I can’t help but empathize. I was bullied in elementary school, so I know what relentless harassment can do to a person’s self-esteem. I am also deeply anxious about my current job security. The job that I have right now is part-time without benefits, with clauses stipulating that I could be let go at any time. I’ve had to hear dispiriting things about other people, and, more than once, I’ve had to turn my eye away from things that made my conscience prickle uncomfortably. My boss isn’t an easy person to relax to in general. However, I doubt I could relax enough in his presence given how much leverage, how much power he has over my future. In fact, without the help of colleagues supporting me and helping me negotiate a better working arrangement, I was dead set on quitting. And yet, I agonized over the thought of depending excessively on my parents. I was brought up on their words of perseverance and self-reliance, yet at the same time, I wanted to lock myself in my room.

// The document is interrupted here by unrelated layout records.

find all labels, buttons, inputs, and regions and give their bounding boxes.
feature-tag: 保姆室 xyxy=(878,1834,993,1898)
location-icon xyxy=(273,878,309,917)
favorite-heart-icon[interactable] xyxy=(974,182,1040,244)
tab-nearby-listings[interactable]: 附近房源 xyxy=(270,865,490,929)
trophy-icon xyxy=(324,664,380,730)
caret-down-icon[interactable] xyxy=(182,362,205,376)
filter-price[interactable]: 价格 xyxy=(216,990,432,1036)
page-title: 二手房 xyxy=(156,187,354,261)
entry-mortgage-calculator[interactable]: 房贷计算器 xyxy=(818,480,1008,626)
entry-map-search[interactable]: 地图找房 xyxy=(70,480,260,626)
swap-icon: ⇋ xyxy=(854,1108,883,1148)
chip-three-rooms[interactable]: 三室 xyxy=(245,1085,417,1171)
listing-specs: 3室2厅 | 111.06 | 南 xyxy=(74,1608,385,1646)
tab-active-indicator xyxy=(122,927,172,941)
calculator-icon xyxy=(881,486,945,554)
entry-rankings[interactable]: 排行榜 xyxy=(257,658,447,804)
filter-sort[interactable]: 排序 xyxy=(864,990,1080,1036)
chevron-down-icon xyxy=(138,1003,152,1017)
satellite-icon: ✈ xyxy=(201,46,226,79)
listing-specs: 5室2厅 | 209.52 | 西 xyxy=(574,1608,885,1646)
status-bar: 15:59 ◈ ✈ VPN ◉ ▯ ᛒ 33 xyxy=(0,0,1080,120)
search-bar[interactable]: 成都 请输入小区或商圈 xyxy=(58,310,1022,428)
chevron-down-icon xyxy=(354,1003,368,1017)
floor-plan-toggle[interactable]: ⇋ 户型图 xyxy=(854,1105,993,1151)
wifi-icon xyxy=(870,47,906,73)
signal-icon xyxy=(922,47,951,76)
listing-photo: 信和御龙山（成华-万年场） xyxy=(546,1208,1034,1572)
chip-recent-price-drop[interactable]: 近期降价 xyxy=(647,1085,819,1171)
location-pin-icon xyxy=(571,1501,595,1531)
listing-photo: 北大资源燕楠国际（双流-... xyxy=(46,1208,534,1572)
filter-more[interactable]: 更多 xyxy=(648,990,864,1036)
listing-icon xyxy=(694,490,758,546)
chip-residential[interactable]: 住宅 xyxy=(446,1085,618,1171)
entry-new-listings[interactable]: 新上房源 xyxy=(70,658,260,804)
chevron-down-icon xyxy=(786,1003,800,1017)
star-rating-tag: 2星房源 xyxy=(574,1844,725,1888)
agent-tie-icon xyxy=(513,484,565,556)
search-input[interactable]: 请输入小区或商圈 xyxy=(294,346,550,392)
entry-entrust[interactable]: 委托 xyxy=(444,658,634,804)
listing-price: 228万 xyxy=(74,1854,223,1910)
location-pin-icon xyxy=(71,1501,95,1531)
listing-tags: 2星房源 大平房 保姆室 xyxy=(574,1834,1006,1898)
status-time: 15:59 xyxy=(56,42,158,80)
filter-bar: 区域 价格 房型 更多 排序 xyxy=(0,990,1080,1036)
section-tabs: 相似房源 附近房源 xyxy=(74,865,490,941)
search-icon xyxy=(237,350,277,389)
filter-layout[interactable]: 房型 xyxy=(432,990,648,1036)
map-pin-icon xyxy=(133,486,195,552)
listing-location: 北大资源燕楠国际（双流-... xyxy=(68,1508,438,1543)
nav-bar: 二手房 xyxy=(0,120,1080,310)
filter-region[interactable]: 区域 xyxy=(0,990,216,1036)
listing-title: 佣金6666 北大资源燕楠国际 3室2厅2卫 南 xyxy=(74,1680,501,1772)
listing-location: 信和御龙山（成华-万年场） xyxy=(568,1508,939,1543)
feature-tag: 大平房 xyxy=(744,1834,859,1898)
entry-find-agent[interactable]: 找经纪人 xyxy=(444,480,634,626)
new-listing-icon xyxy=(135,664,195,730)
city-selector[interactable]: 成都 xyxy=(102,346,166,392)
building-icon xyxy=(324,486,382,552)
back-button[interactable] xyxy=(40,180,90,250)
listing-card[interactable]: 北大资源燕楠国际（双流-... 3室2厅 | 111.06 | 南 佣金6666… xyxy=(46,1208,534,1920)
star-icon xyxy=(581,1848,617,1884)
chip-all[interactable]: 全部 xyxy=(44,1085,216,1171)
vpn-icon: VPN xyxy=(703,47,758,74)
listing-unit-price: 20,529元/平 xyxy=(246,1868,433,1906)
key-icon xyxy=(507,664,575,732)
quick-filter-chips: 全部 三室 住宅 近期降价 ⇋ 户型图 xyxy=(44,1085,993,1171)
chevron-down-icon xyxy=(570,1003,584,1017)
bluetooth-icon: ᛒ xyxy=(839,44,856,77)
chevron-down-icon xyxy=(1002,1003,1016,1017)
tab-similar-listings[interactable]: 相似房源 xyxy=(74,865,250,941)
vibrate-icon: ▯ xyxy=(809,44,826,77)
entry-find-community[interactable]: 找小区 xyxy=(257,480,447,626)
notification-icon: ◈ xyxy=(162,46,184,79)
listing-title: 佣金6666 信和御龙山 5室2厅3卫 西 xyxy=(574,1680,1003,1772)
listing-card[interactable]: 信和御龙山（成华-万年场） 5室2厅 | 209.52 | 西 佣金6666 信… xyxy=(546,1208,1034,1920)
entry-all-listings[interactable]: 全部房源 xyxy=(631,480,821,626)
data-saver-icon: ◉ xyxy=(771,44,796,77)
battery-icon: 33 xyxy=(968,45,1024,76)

So it may be a brave and foolish thing to do the right thing, but what decision do you think would cause more stress? ReLIFE doesn’t offer any revolutionary solutions to the problems of corporate Japanese culture. While making his annual trip to visit his mentor’s grave to pay res[ects, current employees from Kaizaki’s former workplace expressed their admiration for his decision to quit. While inspired by his example, at the same time, they confessed that they were afraid to follow their hearts. His abominable asshole of a boss still trumpets his dead mentor’s name while slandering his name for productivity and profit. Who, in fact, is really at fault for the so-called NEET epidemic, society or the individual? And if fault should be attributed more to the former, is there anything that can be really done about it that doesn’t mean people starving and shivering?
Does “growing up” mean that the respectable tasks NEETs are constantly scolded to do mean that they have to put up with this shit meekly? Or should they demand that the adult world be redefined?
If there is any answer ReLIFE provides to the problems of grown ups, of adults, from a failed salaryman to a high school student, it is one that is cultural. If, during the most formative period of their lives, Japan’s next generation learn to get along with each other, become friends with each other, become… empathetic towards others, compassionate even… perhaps they won’t just become productive citizens. They may also become the country’s future leaders and thinkers.
You know, Hishiro Chizuru’s pretty smart, isn’t she?